In recent years, the rising cost of textbooks has caught the attention of everyone from government agencies to the media. But, college stores have been taking action against the issue for years, ensuring they offer the lowest prices possible to their students. Columbus State Community College, located in Columbus, Ohio, has been at the forefront of the movement, doing all that they can to provide the best value; and they have faculty, students, administration and, of course, bookstore staff members, involved in the effort.
Two years ago, the school formed a Textbook Affordability Advisory Committee to help guide their initiatives. The group includes 16 members plus two advisors.

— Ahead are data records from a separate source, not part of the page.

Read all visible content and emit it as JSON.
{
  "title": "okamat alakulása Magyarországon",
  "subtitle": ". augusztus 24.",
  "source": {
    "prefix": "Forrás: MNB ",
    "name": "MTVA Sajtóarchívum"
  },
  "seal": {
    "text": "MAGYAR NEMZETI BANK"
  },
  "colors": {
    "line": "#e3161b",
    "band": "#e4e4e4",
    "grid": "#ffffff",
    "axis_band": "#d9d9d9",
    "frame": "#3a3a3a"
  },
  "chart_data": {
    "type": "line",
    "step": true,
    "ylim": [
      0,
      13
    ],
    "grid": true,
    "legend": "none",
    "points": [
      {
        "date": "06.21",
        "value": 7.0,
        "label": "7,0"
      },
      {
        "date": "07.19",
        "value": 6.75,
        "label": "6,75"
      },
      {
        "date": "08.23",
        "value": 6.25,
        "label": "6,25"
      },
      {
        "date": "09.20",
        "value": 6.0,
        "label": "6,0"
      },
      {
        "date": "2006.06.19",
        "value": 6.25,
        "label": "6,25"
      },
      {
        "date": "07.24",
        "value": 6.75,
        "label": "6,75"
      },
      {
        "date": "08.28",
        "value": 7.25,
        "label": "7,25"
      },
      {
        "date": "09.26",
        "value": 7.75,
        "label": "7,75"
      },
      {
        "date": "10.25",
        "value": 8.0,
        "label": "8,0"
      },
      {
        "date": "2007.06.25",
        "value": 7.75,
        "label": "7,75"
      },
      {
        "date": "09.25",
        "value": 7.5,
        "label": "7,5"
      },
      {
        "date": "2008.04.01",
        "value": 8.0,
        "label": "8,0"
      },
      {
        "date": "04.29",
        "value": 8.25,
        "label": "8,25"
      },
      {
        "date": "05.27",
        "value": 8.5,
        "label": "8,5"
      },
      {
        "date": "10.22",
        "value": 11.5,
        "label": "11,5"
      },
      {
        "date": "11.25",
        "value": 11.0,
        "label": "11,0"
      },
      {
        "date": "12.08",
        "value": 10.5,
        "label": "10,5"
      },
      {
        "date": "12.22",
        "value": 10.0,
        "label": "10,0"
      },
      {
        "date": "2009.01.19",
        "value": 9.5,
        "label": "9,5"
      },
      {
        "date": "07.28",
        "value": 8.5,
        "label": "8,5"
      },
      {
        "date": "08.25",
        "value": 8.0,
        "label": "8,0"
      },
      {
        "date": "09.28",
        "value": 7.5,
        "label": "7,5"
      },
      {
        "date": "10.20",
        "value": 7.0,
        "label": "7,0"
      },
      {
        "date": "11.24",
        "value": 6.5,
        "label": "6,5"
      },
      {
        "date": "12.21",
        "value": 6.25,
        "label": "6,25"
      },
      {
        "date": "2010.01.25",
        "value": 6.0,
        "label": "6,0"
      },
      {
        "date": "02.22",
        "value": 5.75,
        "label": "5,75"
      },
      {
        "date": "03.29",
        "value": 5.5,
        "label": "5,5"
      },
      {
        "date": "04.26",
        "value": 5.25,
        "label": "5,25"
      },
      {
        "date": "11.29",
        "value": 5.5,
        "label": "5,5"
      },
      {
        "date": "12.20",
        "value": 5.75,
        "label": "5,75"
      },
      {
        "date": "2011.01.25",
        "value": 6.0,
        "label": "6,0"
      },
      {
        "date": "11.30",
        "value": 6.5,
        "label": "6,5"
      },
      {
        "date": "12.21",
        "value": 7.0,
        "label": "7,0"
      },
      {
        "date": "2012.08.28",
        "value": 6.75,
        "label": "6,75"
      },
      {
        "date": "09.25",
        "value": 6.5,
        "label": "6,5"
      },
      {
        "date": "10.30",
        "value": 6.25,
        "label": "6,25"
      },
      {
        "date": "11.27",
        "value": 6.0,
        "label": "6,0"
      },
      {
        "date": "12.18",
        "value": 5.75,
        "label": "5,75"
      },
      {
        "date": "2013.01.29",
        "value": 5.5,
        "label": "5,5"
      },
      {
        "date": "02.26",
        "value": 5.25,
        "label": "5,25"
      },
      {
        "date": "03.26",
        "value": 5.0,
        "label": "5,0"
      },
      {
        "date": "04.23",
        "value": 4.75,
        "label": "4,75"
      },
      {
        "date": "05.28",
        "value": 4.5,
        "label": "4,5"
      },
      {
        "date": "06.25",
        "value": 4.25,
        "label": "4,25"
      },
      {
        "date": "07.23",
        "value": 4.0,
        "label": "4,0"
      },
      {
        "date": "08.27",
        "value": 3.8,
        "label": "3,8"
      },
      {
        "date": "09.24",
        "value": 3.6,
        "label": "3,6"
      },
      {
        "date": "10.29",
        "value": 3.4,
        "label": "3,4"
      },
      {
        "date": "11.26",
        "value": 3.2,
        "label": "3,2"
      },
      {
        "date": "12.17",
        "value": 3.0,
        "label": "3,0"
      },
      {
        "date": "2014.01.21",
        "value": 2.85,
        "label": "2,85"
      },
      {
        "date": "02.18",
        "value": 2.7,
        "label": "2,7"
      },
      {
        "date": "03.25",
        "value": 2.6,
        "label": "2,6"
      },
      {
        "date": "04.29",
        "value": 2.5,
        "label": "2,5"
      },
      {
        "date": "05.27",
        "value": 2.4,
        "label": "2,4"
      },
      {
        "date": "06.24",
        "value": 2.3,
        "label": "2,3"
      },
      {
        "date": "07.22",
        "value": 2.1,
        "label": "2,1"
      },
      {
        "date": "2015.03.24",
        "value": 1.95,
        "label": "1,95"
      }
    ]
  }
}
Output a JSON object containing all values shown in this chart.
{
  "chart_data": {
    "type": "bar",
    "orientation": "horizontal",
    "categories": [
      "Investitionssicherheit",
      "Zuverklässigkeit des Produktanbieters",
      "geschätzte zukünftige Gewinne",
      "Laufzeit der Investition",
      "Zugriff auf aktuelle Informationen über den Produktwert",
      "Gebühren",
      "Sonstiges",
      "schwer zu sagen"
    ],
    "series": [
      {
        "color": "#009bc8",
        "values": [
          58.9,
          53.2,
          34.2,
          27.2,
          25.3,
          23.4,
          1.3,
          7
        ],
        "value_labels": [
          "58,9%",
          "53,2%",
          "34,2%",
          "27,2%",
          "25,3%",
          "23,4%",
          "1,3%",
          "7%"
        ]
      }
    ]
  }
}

“It’s a good cross-section of the college,” said Jonathan Kreger, assistant professor of Political Science and co-chair of the advisory committee. “It allows us to gain different groups’ perspectives and devise solutions that have a real impact across the board. We’ve hosted a statewide Textbook Affordability Summit, talked with focus groups of faculty and students, and implemented several other initiatives. We’re making a big effort as an institution to ensure that our students receive fairly-priced course materials.”
“I think what makes our store’s situation unique is our strong partnership with all of the departments on campus,” explained Stacey Mulinex, director of The Columbus State Bookstore. “We all work together to help lower the cost to our students.”
“As a store, we do our best to offer as many options as possible," said Phillip Sanders, textbook supervisor. "Rentals are available in our store and online, we’re aggressive in obtaining used books and we’re always open to carrying an e-book if it’s requested by a student or faculty member. We also offer price comparison on our website and implement dynamic pricing to ensure we’re competitive.”
The most important aspect of their efforts, however, has been educating their students on the services they offer. With the support of the committee, the store recently approached the idea from a different angle with a video that presents the information in a humorous way.
“It outlines the various ways students can save money at our store by showing them, rather than simply telling,” Mulinex said. “It’s been a great way to reach new students and teach them about what we can offer.”
The video was originally intended to only be shown in a first-year experience seminar class that each freshman enrolls in; however, the administration was so pleased with the final product that they featured it on the front page of the college’s website, as well!
“We got more out of it than we bargained for, which is great!” Mulinex added.
“We wrote it in such a way that it can be used for several years without having to be updated,” agreed David Wayne, media relations coordinator. “We’ll be able to use it at least two times each year to continue educating our newly-arriving students.”
The video now has more than 800 views and has been more than successful in educating incoming students and their families about Columbus State Community College’s dedication to affordability.
“It’s opened the door for a conversation with incoming students, and that’s invaluable.” Mulinex described.
“This is just one of the first in a series of projects aimed at educating students on our textbook affordability efforts,” Wayne added. “We’re looking forward to more opportunities to approach the topic in different ways.”